First off, they didn't pay $44bn, that number includes a $13bn loan that Twitter took out to buy itself on behalf of the new owners. Musk paid ~$27 including fees, $20bn of this was Tesla stock (which since shortly after has been underperforming), then $5bn was other investors, including that Saudi Prince.

Edit: there was also Musk's existing shares, which iirc was around $2bn, but I think that's included in the $27bn - so his payment was something like $25bn, made up of $20bn in stock and $5bn in cash. /e

Musk is the majority owner, owning roughly around 26/31 of the value. However he isn't the only shareholder.

In any case the leveraged buyout has been structured with the intent of killing the business. There was never any sincere hope of paying off the $13bn debt, and the intent was all but proven when they almost immediately stopped paying rent on their offices. This might not have been the goal along, but since Musk was forced to make the purchase that's what it turned into.

[–] TWeaK@lemm.ee 3 points 2 years ago (4 children)

information that it can index, tag and sort for keywords.

The dataset ChatGPT uses to train on contains data copied unlawfully. They're not just reading the data at its source, they're copying the data into a training database without sufficient license.

Whether ChatGPT itself contains all the works is debatable - is it just word relationships when the system can reproduce significant chunks of copyrighted data from those relationships? - but the process of training inherently requires unlicensed copying.

In terms of fair use, they could argue a research exemption, but this isn't really research, it's product development. The database isn't available as part of scientific research, it's protected as a trade secret. Even if it was considered research, it absolutely is commercial in nature.

In my opinion, there is a stronger argument that OpenAI have broken copyright for commercial gain than that they are legitimately performing fair use copying for the benefit of society.

[–] TWeaK@lemm.ee 1 points 2 years ago (2 children)

how easily accessible does a copy of a copyrighted work have to be from an otherwise openly accessible data store in order to violate copyright?

I don't think it really matters how accessible it is, what matters is the purpose of use. In a nutshell, fair use covers education, news and criticism. After that, the first consideration is whether the use is commercial in nature.

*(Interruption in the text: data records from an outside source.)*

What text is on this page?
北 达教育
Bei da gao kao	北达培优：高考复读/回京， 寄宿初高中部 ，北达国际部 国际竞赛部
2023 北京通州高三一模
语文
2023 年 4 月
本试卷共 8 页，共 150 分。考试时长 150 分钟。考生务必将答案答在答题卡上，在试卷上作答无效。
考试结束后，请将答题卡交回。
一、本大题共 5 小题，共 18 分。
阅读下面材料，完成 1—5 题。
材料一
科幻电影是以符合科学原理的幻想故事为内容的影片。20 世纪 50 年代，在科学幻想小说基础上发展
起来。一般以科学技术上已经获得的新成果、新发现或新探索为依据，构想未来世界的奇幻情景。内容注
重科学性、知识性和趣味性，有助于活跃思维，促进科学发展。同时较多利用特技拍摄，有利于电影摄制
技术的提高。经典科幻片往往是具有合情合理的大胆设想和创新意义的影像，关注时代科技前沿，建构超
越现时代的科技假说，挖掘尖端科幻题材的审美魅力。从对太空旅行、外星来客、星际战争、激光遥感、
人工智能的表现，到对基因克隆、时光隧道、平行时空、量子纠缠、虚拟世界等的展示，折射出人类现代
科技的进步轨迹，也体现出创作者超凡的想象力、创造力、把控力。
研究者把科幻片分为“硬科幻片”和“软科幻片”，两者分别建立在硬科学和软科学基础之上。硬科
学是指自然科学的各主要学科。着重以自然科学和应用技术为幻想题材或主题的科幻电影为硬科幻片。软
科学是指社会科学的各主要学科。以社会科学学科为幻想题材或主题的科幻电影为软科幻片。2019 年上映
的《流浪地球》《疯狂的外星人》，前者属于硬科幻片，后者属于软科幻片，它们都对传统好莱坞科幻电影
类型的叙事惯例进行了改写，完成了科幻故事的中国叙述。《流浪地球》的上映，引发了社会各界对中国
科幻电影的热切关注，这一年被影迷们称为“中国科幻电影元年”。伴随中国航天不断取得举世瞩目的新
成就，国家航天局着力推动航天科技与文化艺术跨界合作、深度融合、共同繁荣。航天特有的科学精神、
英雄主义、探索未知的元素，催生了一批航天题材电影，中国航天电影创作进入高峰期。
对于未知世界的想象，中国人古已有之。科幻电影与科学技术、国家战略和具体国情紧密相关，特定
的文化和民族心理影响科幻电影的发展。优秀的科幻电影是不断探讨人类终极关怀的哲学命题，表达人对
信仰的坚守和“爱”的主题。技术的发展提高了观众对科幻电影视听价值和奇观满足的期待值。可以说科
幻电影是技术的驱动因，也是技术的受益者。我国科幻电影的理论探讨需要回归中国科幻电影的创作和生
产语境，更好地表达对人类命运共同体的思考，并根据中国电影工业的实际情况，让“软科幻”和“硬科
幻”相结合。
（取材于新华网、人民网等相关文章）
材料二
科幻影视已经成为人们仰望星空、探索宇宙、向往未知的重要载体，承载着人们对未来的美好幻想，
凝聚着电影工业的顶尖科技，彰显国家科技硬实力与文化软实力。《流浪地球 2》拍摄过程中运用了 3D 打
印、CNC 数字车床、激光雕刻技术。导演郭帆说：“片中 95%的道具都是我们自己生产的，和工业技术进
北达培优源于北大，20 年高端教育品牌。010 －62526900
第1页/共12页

ChatGPT's use isn't education (research), they're developing a commercial product - even the early versions were not so much prototypes but a part of the same product they have today. Even if it were considered as a research fair use exception, the product absolutely is commercial in nature.

Whether or not data was openly accessible doesn't really matter - more than likely the accessible data itself is a copyright violation. That would be a separate violation, but it absolutely does not excuse ChatGPT's subsequent violation. ChatGPT also isn't just reading the data at its source, it's copying it into its training dataset, and that copying is unlicensed.

[–] TWeaK@lemm.ee 48 points 2 years ago (32 children)

And just the other day I had people arguing to me that it simply wasn't possible for ChatGPT to contain significant portions of copyrighted work in its database.